Я весь залился краской от радости.

– Ну а если бы все-таки существовал один такой экземпляр, сэр? Сколько бы он стоил?

– Нисколько, говорю вам, нисколько! – снова закричал сэр Кейт. – Это был бы уникум, а как можно определять цену уникума? Он может стоить и тысячу, и десять тысяч фунтов. Почем я знаю?! Но такого ковра не существует, сэр. Всего хорошего!

Представляете себе, в каком настроении я вернулся домой. Пресвятая Дева, я должен раздобыть этот «птичий» ковер! То-то будет подарок музею! Но вы понимаете, что теперь никак нельзя было слишком заметно нажимать на Северинову. Это шло бы вразрез с коллекционерской тактикой, да и торговка совсем не была заинтересована в продаже старого тряпья, на котором спала ее собака. А проклятая баба, владелица ковра, все время переезжала то из Мерано в Остенде, то из Бадена в Виши. Наверное, она держала медицинскую энциклопедию и постоянно выискивала для себя разные болезни; в общем, она все время торчала на каком-нибудь курорте.

Ну что ж, я стал раза два в месяц наведываться в лавку Севериновой, чтобы взглянуть, там ли еще «птичий» ковер. Обычно я чесал Амине спину, так что эта тварь повизгивала от удовольствия, и для отвода глаз каждый раз покупал какой-нибудь коврик. Знали бы вы, сколько у меня набралось всяких «ширазов», «ширванов», «моссулов», «кабристанов» и всякого такого заурядного товара! Но среди них был и один классический «дербент», такой не сразу найдешь! И еще был старый синий «хорасан».

Что я пережил за эти два года, поймет только коллекционер! Терзания любви – ничто по сравнению с муками собирателей редкостей.
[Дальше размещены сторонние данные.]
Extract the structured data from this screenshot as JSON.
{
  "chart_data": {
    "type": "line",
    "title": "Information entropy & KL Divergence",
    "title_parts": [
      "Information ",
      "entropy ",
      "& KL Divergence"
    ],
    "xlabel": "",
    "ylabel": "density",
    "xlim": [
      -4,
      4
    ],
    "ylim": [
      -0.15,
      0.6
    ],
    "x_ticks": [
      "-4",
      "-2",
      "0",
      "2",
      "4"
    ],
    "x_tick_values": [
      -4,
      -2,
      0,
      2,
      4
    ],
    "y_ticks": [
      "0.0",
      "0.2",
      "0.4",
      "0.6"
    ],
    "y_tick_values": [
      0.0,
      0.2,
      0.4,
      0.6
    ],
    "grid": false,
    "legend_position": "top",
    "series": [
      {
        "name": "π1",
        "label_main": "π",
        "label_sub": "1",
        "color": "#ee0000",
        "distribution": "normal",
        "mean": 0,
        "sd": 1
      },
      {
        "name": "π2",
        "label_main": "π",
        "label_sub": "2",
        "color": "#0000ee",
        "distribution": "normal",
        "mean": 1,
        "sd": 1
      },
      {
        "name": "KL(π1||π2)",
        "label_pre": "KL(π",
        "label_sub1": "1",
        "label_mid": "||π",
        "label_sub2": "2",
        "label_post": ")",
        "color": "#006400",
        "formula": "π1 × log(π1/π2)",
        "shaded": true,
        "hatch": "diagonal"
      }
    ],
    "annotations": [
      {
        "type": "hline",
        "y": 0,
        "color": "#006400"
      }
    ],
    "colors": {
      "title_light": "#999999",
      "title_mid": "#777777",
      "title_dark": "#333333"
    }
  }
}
И замечательно, что еще ни один из них не наложил на себя руки; наоборот, обычно они доживают до преклонного возраста. Видимо, это здоровая страсть.

Однажды Северинова говорит мне:

– Была у меня хозяйка ковра – госпожа Цанелли. Я ей передала, что находится покупатель на белый ковер, все равно он тут слежится. А она ни в какую. Это, мол, их семейная реликвия, и она не намерена продавать ее, пусть лежит, где лежал.
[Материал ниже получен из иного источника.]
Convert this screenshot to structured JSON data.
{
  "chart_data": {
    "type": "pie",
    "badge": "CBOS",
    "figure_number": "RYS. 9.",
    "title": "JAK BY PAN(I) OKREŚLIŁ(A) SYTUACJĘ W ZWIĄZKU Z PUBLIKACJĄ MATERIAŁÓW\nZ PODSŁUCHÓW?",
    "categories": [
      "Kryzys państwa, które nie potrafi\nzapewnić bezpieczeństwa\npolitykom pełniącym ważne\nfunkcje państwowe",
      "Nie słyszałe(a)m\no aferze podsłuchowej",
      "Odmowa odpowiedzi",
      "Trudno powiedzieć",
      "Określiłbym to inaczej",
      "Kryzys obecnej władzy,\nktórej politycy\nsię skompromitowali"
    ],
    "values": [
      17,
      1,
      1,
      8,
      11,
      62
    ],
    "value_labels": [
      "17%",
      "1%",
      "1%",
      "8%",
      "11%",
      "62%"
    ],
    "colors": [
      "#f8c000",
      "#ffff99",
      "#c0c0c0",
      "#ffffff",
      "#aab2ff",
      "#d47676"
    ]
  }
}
Ну конечно, я сам побежал к этой госпоже Цанелли. Думал, она бог весть какая светская особа, а оказалось, что это препротивная старуха с сизым носом, в парике, и физиономия у нее передергивается от тика – рот то и дело кривится до уха.
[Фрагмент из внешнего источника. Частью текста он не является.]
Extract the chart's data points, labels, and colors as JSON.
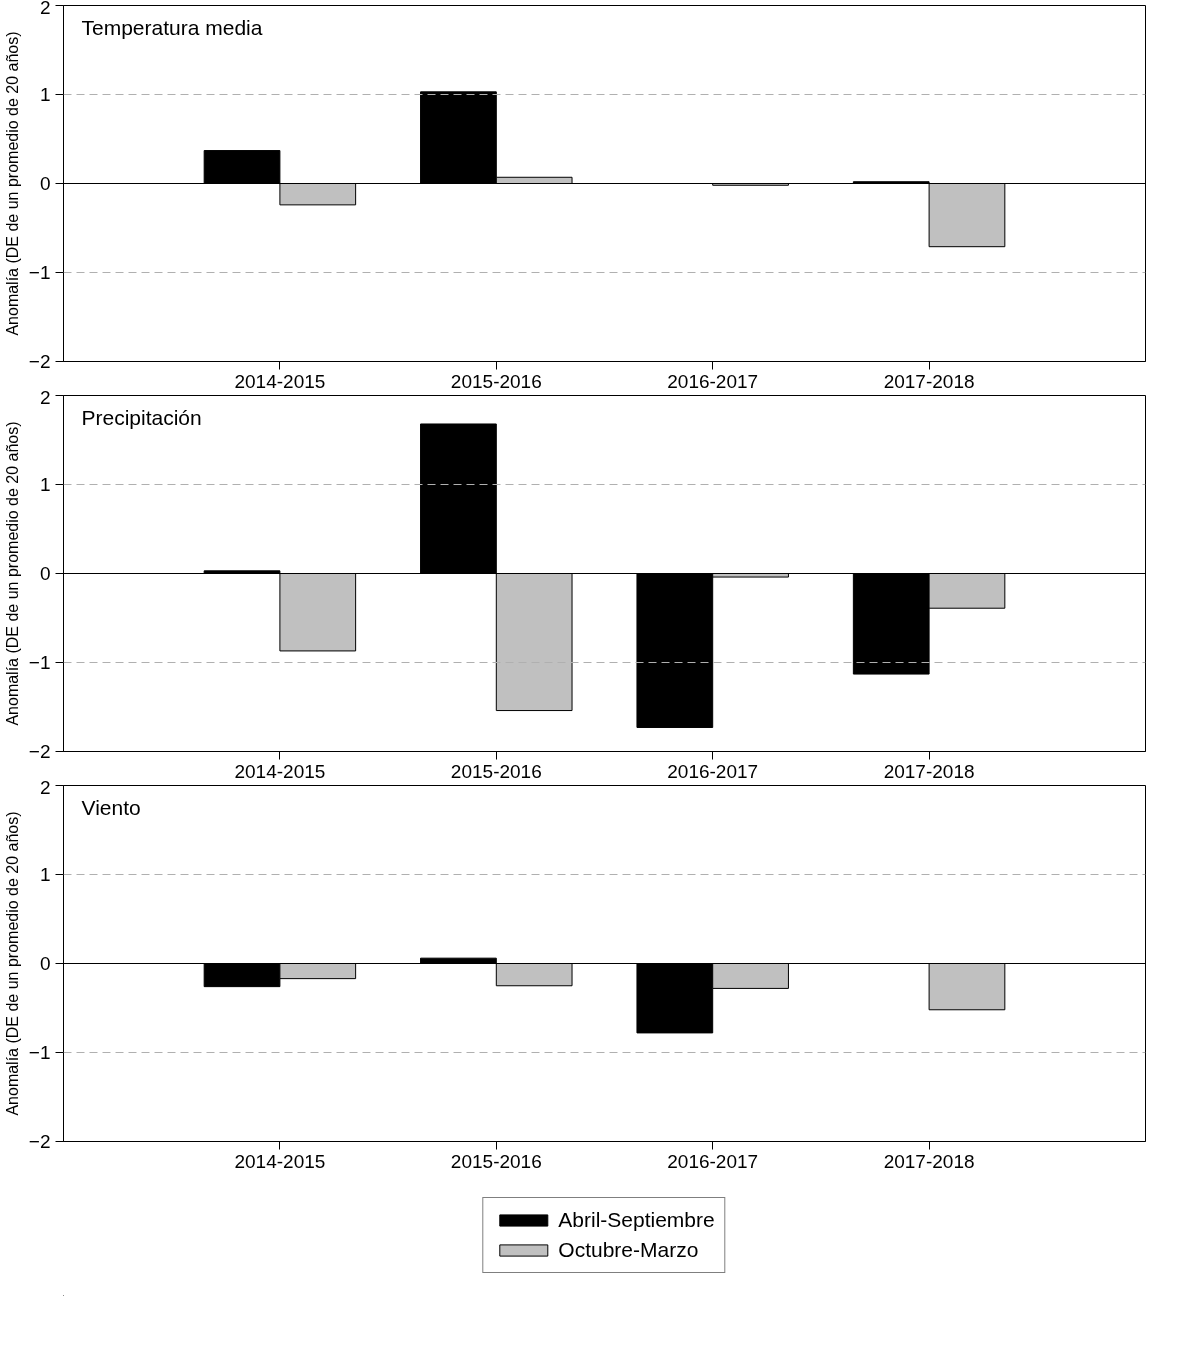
{
  "chart_data": [
    {
      "type": "bar",
      "title": "Temperatura media",
      "ylabel": "Anomalía (DE de un promedio de 20 años)",
      "categories": [
        "2014-2015",
        "2015-2016",
        "2016-2017",
        "2017-2018"
      ],
      "ylim": [
        -2,
        2
      ],
      "yticks": [
        -2,
        -1,
        0,
        1,
        2
      ],
      "grid": false,
      "legend": false,
      "series": [
        {
          "color": "#000000",
          "values": [
            0.37,
            1.03,
            0.0,
            0.02
          ]
        },
        {
          "color": "#c0c0c0",
          "values": [
            -0.24,
            0.07,
            -0.02,
            -0.71
          ]
        }
      ],
      "ref_lines": [
        {
          "axis": "y",
          "value": 1,
          "color": "#b0b0b0",
          "line_style": "dashed"
        },
        {
          "axis": "y",
          "value": -1,
          "color": "#b0b0b0",
          "line_style": "dashed"
        },
        {
          "axis": "y",
          "value": 0,
          "color": "#000000",
          "line_style": "solid"
        }
      ]
    },
    {
      "type": "bar",
      "title": "Precipitación",
      "ylabel": "Anomalía (DE de un promedio de 20 años)",
      "categories": [
        "2014-2015",
        "2015-2016",
        "2016-2017",
        "2017-2018"
      ],
      "ylim": [
        -2,
        2
      ],
      "yticks": [
        -2,
        -1,
        0,
        1,
        2
      ],
      "grid": false,
      "legend": false,
      "series": [
        {
          "color": "#000000",
          "values": [
            0.03,
            1.68,
            -1.73,
            -1.13
          ]
        },
        {
          "color": "#c0c0c0",
          "values": [
            -0.87,
            -1.54,
            -0.04,
            -0.39
          ]
        }
      ],
      "ref_lines": [
        {
          "axis": "y",
          "value": 1,
          "color": "#b0b0b0",
          "line_style": "dashed"
        },
        {
          "axis": "y",
          "value": -1,
          "color": "#b0b0b0",
          "line_style": "dashed"
        },
        {
          "axis": "y",
          "value": 0,
          "color": "#000000",
          "line_style": "solid"
        }
      ]
    },
    {
      "type": "bar",
      "title": "Viento",
      "ylabel": "Anomalía (DE de un promedio de 20 años)",
      "categories": [
        "2014-2015",
        "2015-2016",
        "2016-2017",
        "2017-2018"
      ],
      "ylim": [
        -2,
        2
      ],
      "yticks": [
        -2,
        -1,
        0,
        1,
        2
      ],
      "grid": false,
      "legend": "bottom",
      "series": [
        {
          "name": "Abril-Septiembre",
          "color": "#000000",
          "values": [
            -0.26,
            0.06,
            -0.78,
            null
          ]
        },
        {
          "name": "Octubre-Marzo",
          "color": "#c0c0c0",
          "values": [
            -0.17,
            -0.25,
            -0.28,
            -0.52
          ]
        }
      ],
      "ref_lines": [
        {
          "axis": "y",
          "value": 1,
          "color": "#b0b0b0",
          "line_style": "dashed"
        },
        {
          "axis": "y",
          "value": -1,
          "color": "#b0b0b0",
          "line_style": "dashed"
        },
        {
          "axis": "y",
          "value": 0,
          "color": "#000000",
          "line_style": "solid"
        }
      ]
    }
  ]
}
– Сударыня, – говорю я, не сводя глаз с ее прыгающей губы. – Я охотно купил бы ваш белый ковер. Коврик, правда, уже старенький, но мне он как раз сгодился бы… в прихожую.

Жду, что она скажет, и чувствую, как у меня рот начинает кривиться к левому уху. То ли этот ее тик был такой заразительный, то ли я очень разволновался, не знаю, только никак не смог сдержаться.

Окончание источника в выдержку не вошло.